On Thursday, August 5, I was able to attend a media preview of the newest Disney/The Patina Group restaurant, Via Napoli, which is located at the rear of Epcot's Italy pavilion. Via Napoli, which will be a table service-only restaurant, specializes in authentic Neapolitan pizza fresh from their wood-burning ovens, along with several other classic Italian dishes.

The outside of the restaurant has a very welcoming feeling and blends in nicely with the rest of the pavilion, though it does seem to look more modern than its sister restaurant, Tutto Italia, located next door. The interior has a very open feeling, with high ceilings and lightly colored walls with framed art on them. The majority of the restaurant consists of individual tables that could sit a normal party of 4 or 6. The exceptions to this are a long bench seat against the far wall with tables that are movable, so that they can accommodate various size parties, and one very long “family” table that looks as if it could sit up to 20-25 people depending on how closely the chairs are put together, to sit large groups or possibly solo diners. I thought the room overall was very nicely put together and was very family friendly, but not a quiet place for a romantic dinner as the restaurant did seem loud.

The pizza kitchen is open to the dining room so that you can watch the chefs create your dinner. It contains three pizza ovens with sculpted faces by the names of Stromboli, Vesuvio, and Etna, named for Italy's three active volcanoes. The pizza itself is really unique and totally different from what you might find around Walt Disney World in its freshness and, most notably, its crust. The Patina Group has taken special care to use water that closely matched the quality and mineral content found in Naples, Italy, which gives the crust a crispy and chewy texture at the same time. To add even more authenticity to their pizzas, they have imported Caputo flour from Naples, San Marzano tomatoes and handmade mozzarella. Those that have never eaten a pizza from a wood burning stove may find the crust has a burnt taste to it, but I found it really good and thought that it added a lot of flavor to the slices I tasted.

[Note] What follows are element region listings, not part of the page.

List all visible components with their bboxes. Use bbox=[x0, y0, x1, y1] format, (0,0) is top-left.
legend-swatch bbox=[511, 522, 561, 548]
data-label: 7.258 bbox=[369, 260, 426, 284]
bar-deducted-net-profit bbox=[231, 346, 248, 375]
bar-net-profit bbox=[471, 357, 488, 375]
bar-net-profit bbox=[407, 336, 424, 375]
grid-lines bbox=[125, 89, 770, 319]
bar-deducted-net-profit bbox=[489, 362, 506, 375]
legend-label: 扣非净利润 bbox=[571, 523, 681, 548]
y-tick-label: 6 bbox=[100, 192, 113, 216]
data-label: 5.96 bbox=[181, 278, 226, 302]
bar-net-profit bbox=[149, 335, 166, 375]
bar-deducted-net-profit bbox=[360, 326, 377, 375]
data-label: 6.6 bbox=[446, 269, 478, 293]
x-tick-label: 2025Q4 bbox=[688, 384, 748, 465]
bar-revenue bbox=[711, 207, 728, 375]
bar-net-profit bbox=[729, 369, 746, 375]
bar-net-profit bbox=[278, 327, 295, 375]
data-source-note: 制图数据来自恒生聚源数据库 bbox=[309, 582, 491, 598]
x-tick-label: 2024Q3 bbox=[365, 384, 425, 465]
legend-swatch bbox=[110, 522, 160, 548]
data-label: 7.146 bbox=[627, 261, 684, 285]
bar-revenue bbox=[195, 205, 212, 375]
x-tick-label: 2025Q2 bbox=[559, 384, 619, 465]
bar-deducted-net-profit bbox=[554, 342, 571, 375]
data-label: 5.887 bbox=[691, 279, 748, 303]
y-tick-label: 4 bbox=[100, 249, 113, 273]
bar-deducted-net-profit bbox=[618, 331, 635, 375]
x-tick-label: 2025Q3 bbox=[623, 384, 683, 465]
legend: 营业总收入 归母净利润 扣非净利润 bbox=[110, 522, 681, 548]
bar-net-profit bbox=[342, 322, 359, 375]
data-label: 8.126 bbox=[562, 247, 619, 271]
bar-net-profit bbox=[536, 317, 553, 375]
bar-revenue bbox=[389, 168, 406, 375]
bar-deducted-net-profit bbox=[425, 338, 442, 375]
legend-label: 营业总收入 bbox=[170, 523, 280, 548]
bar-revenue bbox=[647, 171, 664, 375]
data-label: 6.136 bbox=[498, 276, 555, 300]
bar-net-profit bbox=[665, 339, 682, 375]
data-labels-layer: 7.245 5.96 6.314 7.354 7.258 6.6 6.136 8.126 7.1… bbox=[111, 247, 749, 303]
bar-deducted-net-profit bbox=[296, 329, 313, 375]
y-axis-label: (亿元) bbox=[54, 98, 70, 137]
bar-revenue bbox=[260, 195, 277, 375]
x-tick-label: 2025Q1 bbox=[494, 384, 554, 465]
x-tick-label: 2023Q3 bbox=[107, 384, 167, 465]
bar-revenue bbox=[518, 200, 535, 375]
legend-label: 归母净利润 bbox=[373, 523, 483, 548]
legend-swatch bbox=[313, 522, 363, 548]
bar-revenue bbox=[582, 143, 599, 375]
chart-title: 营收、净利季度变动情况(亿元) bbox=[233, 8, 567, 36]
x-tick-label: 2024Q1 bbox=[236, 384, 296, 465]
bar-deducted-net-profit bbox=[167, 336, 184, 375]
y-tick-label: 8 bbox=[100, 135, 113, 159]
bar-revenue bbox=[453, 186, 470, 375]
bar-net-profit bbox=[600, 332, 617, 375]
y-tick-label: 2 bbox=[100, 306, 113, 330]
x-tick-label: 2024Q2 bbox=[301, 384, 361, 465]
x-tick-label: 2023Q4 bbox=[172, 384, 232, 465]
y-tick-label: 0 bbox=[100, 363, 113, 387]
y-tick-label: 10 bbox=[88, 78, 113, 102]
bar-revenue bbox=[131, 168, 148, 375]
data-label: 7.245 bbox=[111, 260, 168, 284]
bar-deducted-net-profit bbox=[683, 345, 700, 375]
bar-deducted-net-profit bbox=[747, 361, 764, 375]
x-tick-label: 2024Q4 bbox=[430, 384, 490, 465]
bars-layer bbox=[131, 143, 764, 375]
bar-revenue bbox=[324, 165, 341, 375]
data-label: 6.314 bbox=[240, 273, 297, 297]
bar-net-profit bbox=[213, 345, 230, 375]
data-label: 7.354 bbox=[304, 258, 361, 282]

Available in three different sizes, there are nine different types of pizza available on the menu from your basic Margherita (tomato, mozzarella, basil) to those much more complex like the Prosciutto e Melone (fontina, mozzarella, pecorino, prosciutto, and cantaloupe). I also had the chance to sample some of the appetizers, desserts, and drinks available at Via Napoli while at the event and thought that overall they were really good. The signature drink of the restaurant is the Acqua Fresca, available in Limonata, Blood Orange, and Strawberry, which are described on the menu as “seasonal fruit juice coolers” and will be quite refreshing on a hot day.

One of the appetizers available at Via Napoli that is meant to be shared by a whole table of dinners is the Fritto Misto which is an assortment of fried vegetables, fish, cheese and Arancini. The vegetables tasted very fresh and the batter that they were fried in added a nice crunch and saltiness. The Arancini (which are also available as their own appetizer) are fried risotto balls with a crunchy exterior and a soft interior filled with mozzarella and meat ragu. From the dessert menu, I sampled the Zeppole di Caterina (ricotta cheese fritter served with whipped cream and chocolate sauce) -- which tasted like a really good donut -- and the Gelato Frizzante, which is an “Italian Style” ice cream soda. Via Napoli also has an extensive list of wines, cocktails, and alcoholic signature drinks.

Open now for walk ups, Advance Dining Reservations are now available to book for all dates starting September 10.
Thanks, Vance! I can't wait to try it. What about you folks?